When parents don’t take responsibility, the state gets involved under a a federal statute that defends children’s and adolescents’ rights. She says she once called the Conselho Tutelar, an organ responsible for child protection, because a parent failed to go to the school to resolve a bullying case. 

“Normally, the parents are either exaggerated about what is bullying, or they don’t care at all,” she says.

She says part of the problem is that people think bullying occurs only in schools.

“There is an overvaluation of the bullying in the school environment because it doesn’t happe[n] only in educational places,” she says. “The press emphasizes too much bullying in schools, so the parents have a wrong idea of it. Some parents believe that every kind of thing is bullying, and some others not even care about the matter.” 

Some local organizations are working to combat bullying in schools through building research on the topic.

For Plans 2009 study on bullying in Brazil, it recruited the opinions of more than 5,000 students in a questionnaire. It also held interviews and focus groups with students, parents, teachers and school authorities.

The age group that suffers the most from bullying is 11- to 15-year-olds, especially in the sixth grade. The study also found that this kind of violence occurs more in Brazil’s Southeast and Center-West regions.
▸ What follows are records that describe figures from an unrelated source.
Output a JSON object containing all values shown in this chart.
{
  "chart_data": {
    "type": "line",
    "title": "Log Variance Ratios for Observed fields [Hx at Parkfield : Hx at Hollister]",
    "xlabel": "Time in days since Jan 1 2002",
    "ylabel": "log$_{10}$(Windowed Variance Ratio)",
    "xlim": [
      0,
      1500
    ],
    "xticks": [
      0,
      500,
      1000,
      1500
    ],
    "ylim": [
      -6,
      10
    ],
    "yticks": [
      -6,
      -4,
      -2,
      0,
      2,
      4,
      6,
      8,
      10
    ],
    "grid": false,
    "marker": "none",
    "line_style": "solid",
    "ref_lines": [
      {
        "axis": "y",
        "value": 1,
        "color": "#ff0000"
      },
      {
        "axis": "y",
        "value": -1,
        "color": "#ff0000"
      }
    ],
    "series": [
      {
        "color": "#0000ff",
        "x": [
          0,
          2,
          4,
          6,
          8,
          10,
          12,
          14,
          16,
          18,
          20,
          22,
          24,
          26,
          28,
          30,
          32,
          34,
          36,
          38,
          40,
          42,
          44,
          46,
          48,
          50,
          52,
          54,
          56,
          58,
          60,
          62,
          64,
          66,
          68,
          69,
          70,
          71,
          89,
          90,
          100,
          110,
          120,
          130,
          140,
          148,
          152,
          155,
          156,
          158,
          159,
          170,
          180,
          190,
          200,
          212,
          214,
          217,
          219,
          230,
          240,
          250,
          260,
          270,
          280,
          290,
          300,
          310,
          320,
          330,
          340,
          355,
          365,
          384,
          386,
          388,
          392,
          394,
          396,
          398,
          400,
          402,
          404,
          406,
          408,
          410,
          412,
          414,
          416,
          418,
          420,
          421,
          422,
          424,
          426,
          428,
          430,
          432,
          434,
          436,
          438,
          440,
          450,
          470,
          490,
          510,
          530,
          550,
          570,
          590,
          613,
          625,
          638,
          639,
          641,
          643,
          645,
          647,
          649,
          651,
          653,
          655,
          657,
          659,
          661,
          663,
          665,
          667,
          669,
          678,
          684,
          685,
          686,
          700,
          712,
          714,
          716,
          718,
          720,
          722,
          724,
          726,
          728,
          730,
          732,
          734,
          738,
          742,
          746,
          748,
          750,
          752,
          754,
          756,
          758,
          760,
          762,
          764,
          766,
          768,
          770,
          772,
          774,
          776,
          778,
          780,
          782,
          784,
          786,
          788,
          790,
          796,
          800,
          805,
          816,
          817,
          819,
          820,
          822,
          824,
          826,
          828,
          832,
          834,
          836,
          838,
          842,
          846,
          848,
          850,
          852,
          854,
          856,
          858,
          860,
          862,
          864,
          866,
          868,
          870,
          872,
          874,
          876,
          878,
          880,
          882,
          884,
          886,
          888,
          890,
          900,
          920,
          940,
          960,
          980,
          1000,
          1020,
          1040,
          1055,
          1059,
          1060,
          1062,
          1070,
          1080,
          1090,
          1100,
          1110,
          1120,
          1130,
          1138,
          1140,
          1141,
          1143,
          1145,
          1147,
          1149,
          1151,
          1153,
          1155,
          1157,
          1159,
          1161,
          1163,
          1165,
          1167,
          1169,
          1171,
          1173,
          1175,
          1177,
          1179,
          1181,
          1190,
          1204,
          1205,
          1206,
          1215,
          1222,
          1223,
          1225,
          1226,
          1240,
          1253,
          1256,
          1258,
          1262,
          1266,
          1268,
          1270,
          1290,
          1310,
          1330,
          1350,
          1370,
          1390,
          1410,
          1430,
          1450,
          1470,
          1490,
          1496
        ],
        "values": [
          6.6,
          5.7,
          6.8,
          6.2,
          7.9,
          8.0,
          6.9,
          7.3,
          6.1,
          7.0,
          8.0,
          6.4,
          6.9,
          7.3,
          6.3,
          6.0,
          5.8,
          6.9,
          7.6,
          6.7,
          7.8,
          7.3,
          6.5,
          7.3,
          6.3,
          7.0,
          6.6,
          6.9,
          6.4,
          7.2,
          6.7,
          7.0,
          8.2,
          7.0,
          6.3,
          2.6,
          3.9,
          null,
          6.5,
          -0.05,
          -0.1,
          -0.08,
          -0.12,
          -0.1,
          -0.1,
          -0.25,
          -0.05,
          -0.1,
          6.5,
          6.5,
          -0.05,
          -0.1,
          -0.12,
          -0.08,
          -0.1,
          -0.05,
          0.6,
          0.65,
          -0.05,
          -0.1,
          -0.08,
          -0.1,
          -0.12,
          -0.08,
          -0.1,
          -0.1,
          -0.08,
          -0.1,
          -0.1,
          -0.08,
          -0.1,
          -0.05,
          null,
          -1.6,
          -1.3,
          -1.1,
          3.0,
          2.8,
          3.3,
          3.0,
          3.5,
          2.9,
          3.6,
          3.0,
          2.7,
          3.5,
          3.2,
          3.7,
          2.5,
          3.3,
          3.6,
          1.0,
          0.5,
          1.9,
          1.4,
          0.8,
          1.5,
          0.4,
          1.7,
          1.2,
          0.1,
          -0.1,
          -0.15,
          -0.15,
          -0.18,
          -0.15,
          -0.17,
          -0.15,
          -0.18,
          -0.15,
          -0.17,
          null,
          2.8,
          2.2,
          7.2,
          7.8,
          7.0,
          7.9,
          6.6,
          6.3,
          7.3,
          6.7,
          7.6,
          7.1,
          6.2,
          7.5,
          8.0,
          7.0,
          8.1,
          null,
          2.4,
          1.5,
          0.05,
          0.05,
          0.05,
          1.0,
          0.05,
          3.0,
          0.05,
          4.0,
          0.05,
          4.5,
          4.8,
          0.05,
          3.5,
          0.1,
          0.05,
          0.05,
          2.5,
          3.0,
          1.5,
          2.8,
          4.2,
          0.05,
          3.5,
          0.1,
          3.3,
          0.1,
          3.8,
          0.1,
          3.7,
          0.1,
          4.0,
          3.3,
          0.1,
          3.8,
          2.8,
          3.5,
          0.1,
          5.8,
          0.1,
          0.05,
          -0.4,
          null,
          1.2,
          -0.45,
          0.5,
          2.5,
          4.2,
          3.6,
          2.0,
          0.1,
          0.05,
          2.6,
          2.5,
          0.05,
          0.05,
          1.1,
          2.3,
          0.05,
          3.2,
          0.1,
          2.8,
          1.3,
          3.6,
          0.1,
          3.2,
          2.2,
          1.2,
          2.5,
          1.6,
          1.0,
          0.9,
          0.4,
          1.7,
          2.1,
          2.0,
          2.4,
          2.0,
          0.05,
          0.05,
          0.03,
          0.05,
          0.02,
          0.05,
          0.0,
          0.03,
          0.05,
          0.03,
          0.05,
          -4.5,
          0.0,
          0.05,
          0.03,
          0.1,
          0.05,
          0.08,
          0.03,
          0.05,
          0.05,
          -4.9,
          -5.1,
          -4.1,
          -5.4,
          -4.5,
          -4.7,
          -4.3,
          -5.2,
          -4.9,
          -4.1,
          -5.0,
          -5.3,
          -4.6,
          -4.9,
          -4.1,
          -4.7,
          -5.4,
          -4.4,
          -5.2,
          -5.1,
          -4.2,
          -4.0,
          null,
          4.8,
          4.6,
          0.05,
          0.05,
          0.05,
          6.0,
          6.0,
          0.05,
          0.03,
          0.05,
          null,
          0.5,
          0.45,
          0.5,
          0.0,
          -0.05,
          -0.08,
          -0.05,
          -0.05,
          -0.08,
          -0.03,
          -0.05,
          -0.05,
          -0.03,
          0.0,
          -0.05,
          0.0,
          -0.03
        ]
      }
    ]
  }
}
Students don’t know how to differentiate between joking and bullying, according to the study. Schools are not prepared to teach them the difference or how to deal with bullying, according to Plan’s research.

Associaçao Brasileira Multiprofissional de Proteçãà Infância e à Adolenscênsia, an association that works to protect children and adolescents in Brazil, has also added to the growing research on bullying, which has become a hot topic around the world in recent years.

Last month, UNESCO launched the United Nations’ first-ever international anti-bullying consultation to address bullying against gay, lesbian, bisexual and transgender students. The event took place in Rio de Janeiro.

There is no federal law on bullying in Brazil. Plan has been offering support and guidance to the Brazilian Congress on an anti-bullying law that is still under consideration, according to a 2010 report.

 

Several states and municipalities have passed anti-bullying legislation. Some politicians have made combating bullying a priority through various projects. For example, Paulo Alexandre Barbosa, a deputy representing the state of São Paulo, has proposed a law project that would allow the state to intervene in schools where bullying is occurring, as well as a school campaign for peace to reduce the number of cases of violence.